Solution #1: You can use a remote control to trigger the DSC's shutter, and capture all the images on the camera's memory card. Later on, you download the photos and assemble them into a film. There are two problems with this solution... You can only take as many photos as your camera's memory can hold... And, more significantly, it's a pain in the ass to delete a photo if you decide you made a mistake. Part of the whole point of having a framegrabber is being able to realize when you made a mistake, and backtrack by deleting some photos.... But if the beauty shots are all on the camera's memory card, you can't delete mistakes immediately -- you need to make a note for later, to delete the problem images after they've been downloaded.

Solution #2: You can run two programs at once: The framegrabber, and your camera's proprietary Remote Capture software. The framegrabber will save its files in one folder, and the Remote Capture software will save its (considerably larger) files in another.
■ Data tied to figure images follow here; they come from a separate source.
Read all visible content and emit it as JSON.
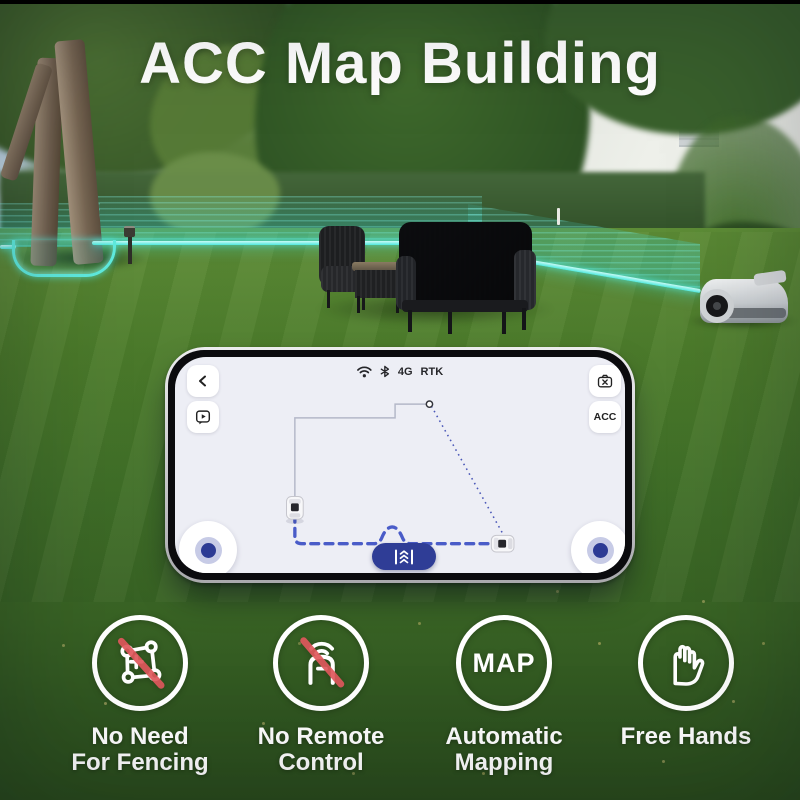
{
  "title": "ACC Map Building",
  "phone": {
    "status": {
      "network": "4G",
      "positioning": "RTK"
    },
    "acc_button": "ACC"
  },
  "features": [
    {
      "lines": [
        "No Need",
        "For Fencing"
      ]
    },
    {
      "lines": [
        "No Remote",
        "Control"
      ]
    },
    {
      "lines": [
        "Automatic",
        "Mapping"
      ],
      "badge": "MAP"
    },
    {
      "lines": [
        "Free Hands"
      ]
    }
  ],
  "icons": {
    "status": [
      "wifi-icon",
      "bluetooth-icon"
    ],
    "phone_buttons": [
      "back-icon",
      "video-tutorial-icon",
      "camera-off-icon",
      "acc-button"
    ],
    "drive_button": "dock-chevrons-icon",
    "feature_icons": [
      "no-fencing-icon",
      "no-remote-icon",
      "map-badge-icon",
      "free-hands-icon"
    ]
  },
  "colors": {
    "accent_navy": "#2f3d96",
    "path_blue": "#4a5cc8",
    "boundary_teal": "#4fe8dd",
    "slash_red": "#e0585d",
    "screen_bg": "#edeef5"
  }
}
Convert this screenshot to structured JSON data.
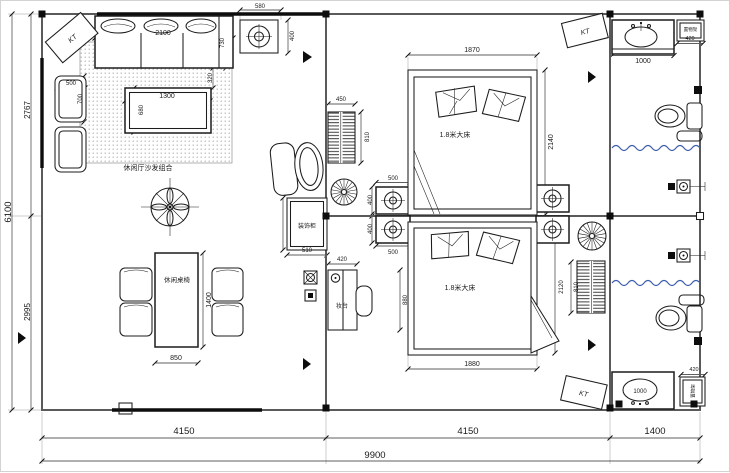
{
  "drawing": {
    "labels": {
      "kt": "KT",
      "sofa_group": "休闲厅沙发组合",
      "dining_set": "休闲桌椅",
      "bed_queen": "1.8米大床",
      "decor_cabinet": "装饰柜",
      "dresser": "妆台",
      "shelf": "置物架"
    },
    "dims": {
      "d9900": "9900",
      "d6100": "6100",
      "d4150": "4150",
      "d1400": "1400",
      "d2767": "2767",
      "d2995": "2995",
      "d2100": "2100",
      "d730": "730",
      "d320": "320",
      "d500": "500",
      "d700": "700",
      "d1300": "1300",
      "d680": "680",
      "d580": "580",
      "d400": "400",
      "d850": "850",
      "d450": "450",
      "d810": "810",
      "d510": "510",
      "d420": "420",
      "d880": "880",
      "d1870": "1870",
      "d2140": "2140",
      "d1880": "1880",
      "d2120": "2120",
      "d1000": "1000"
    },
    "colors": {
      "ink": "#1f1f1f",
      "wall": "#5a5a5a",
      "curtain_blue": "#3f5fae",
      "hatch_dot": "#adadad"
    }
  }
}
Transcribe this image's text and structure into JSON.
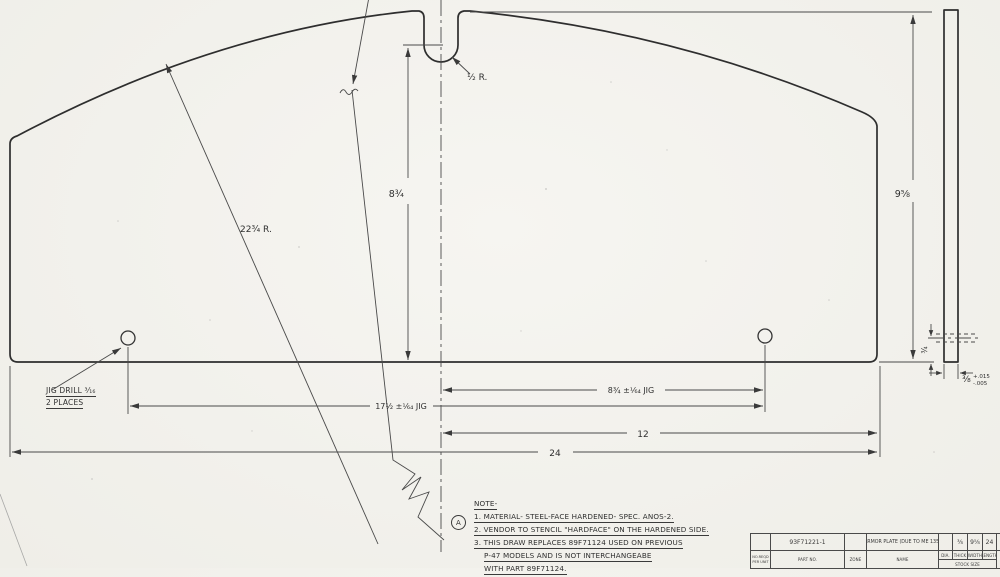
{
  "drawing": {
    "dims": {
      "height_to_notch": "8¾",
      "plate_height": "9⅝",
      "top_arc_radius": "22¾ R.",
      "notch_radius": "½ R.",
      "center_to_hole": "8¾ ±¹⁄₆₄ JIG",
      "hole_to_hole": "17½ ±¹⁄₆₄ JIG",
      "center_to_edge": "12",
      "plate_length": "24",
      "hole_to_bottom_edge": "¾",
      "thickness": "⅜",
      "thickness_tol_plus": "+.015",
      "thickness_tol_minus": "-.005"
    },
    "jig_note": {
      "line1": "JIG DRILL ³⁄₁₆",
      "line2": "2 PLACES"
    },
    "notes": {
      "heading": "NOTE-",
      "flag": "A",
      "line1": "1. MATERIAL- STEEL-FACE HARDENED- SPEC. ANOS-2.",
      "line2": "2. VENDOR TO STENCIL \"HARDFACE\" ON THE HARDENED SIDE.",
      "line3": "3. THIS DRAW REPLACES 89F71124 USED ON PREVIOUS",
      "line4": "P-47 MODELS AND IS NOT INTERCHANGEABE",
      "line5": "WITH PART 89F71124."
    },
    "title_block": {
      "req_label_1": "NO.REQD",
      "req_label_2": "PER UNIT",
      "part_no_label": "PART NO.",
      "part_no": "93F71221-1",
      "zone_label": "ZONE",
      "zone": "",
      "name_label": "NAME",
      "name": "ARMOR PLATE (DUE TO ME 135)",
      "dia_label": "DIA.",
      "dia": "",
      "thick_label": "THICK",
      "thick": "⅜",
      "width_label": "WIDTH",
      "width": "9⅝",
      "length_label": "LENGTH",
      "length": "24",
      "stock_size_label": "STOCK SIZE",
      "overflow_value": "NO"
    }
  }
}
Each time you want to take a photo, you need to hit two buttons -- one in the framegrabber, one in the Remote Capture program. There are ways to make this somewhat simpler... You can create a script that will allow you to trigger both softwares simultaneously... But, as you can see, this actually requires a third piece of software to be running at the same time.

And, yes, this is what I actually bothered with when I shot my "A Word From Professor Ichbonnsen" short.

(Again, the question is: "How do pictures get from your camera to the computer?")

There is a more low-tech strategy for getting pictures into the framegrabber, a strategy which has worked for folks like Nick Hilligoss for years. That is: Attach a tiny spycam to the optical viewfinder of the camera.

As I mentioned in the previous section, the wiring for connecting a DV cam (or a digital spycam, or a webcam) to the computer is easy: all you need is a FireWire cable.

The image that your framegrabber uses will likely be a bit dark... And due to parallax, it won't be exactly what the DSC sees when it takes a shot -- but it's pretty close, and good enough to let you know that everything is in frame.